Scientific classification
- Kingdom: Animalia
- Phylum: Chordata
- Class: Amphibia
- Order: Anura
- Family: Ranidae
- Genus: Rana
- Species: R. sauteri
- Binomial name: Rana sauteri Boulenger, 1909
- Synonyms: Rana multidenticulata Frost et al., 2006;

= Rana sauteri =

- Authority: Boulenger, 1909
- Conservation status: VU
- Synonyms: Rana multidenticulata Frost et al., 2006

Species of amphibian

Rana sauteri is a species of true frog endemic to Taiwan. It inhabits low-altitude hill forests and the associated streams. It is an endangered species threatened by habitat loss due to agriculture and infrastructure development.
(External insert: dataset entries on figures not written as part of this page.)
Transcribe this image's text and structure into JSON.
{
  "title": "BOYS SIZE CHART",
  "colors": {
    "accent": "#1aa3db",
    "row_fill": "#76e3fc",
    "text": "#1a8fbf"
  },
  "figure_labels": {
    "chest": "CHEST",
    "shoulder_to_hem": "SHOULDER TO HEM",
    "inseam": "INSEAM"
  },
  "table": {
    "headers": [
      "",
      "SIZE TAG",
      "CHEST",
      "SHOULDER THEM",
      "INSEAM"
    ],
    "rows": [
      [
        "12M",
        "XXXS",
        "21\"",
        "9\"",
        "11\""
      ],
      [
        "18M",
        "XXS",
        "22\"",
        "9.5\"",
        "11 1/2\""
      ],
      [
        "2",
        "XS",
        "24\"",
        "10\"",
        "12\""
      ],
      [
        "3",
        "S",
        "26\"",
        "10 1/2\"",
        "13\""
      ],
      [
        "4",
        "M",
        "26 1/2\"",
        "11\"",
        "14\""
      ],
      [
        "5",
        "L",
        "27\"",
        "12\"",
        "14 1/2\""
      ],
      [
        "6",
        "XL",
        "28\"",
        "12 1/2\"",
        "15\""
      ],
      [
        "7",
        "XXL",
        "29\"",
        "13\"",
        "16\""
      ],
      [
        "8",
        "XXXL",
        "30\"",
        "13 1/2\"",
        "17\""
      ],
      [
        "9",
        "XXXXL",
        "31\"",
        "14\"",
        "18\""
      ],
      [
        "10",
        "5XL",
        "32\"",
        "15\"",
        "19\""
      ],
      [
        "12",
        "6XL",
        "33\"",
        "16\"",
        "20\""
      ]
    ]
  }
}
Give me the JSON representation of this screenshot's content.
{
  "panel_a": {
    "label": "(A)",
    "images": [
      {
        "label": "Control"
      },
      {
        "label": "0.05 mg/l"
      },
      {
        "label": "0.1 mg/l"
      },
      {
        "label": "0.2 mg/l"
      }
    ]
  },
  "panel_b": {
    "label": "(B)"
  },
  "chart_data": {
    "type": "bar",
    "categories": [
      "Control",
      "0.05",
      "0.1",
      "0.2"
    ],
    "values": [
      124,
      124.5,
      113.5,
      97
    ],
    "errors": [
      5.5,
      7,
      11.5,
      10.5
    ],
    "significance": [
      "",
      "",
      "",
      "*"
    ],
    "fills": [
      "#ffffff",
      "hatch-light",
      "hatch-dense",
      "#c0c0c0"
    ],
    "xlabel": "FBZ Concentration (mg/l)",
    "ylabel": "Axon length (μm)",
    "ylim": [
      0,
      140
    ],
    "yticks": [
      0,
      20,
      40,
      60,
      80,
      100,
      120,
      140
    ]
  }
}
Common names recorded for Rana sauteri include Kanshirei Village frog, Taiwan groove-toed frog, Sauter's brown frog, and Taiwan pseudotorrent frog.

==Taxonomy==
Rana sauteri was first described in 1909 by George Albert Boulenger on the basis of specimens collected on Taiwan by one H. Sauter. Boulenger noted resemblances to Rana japonica and Rana mortenseni (now Hylarana mortenseni) and thought the species bridged part of the gap between Hylorana (now spelled Hylarana) and the Rana temporaria group of species. In 1920, however, Boulenger placed the species in the subgenus Hylorana of the genus Rana. In 1991, Fei and colleagues placed it in a new genus Pseudorana together with Rana sangzhiensis and Rana weiningensis, and in 2000 they even placed it in a genus of its own, Pseudoamolops, because they thought it was more closely related to Amolops frogs than to other species of Pseudorana. However, molecular data place Rana sauteri well within the genus Rana, particularly the Rana temporaria group, and in 2006 Frost and colleagues therefore placed Pseudoamolops sauteri back in Rana.

In 1921, Smith described Rana sauteri var. johnsi as a variety of Rana sauteri from Vietnam. This form, which also occurs in Guangxi (southern China), Laos, Cambodia, and Thailand, has been recognized as a separate species, Rana johnsi (previously Pseudorana johnsi) since 1999. In addition, high-altitude populations of Rana sauteri were recognized as a separate species, Rana multidenticulata, in 1997.

==Description==
Rana sauteri are medium-sized frogs: males grow to a snout–vent length of 35 mm and females to 47 mm. They have a slender body with brown, red brown or dark brown upper surface.

==Conservation==
There is currently a Sauter's frog conservation project in the Dashanbei area of Hengshan Township (橫山鄉), Hsinchu County.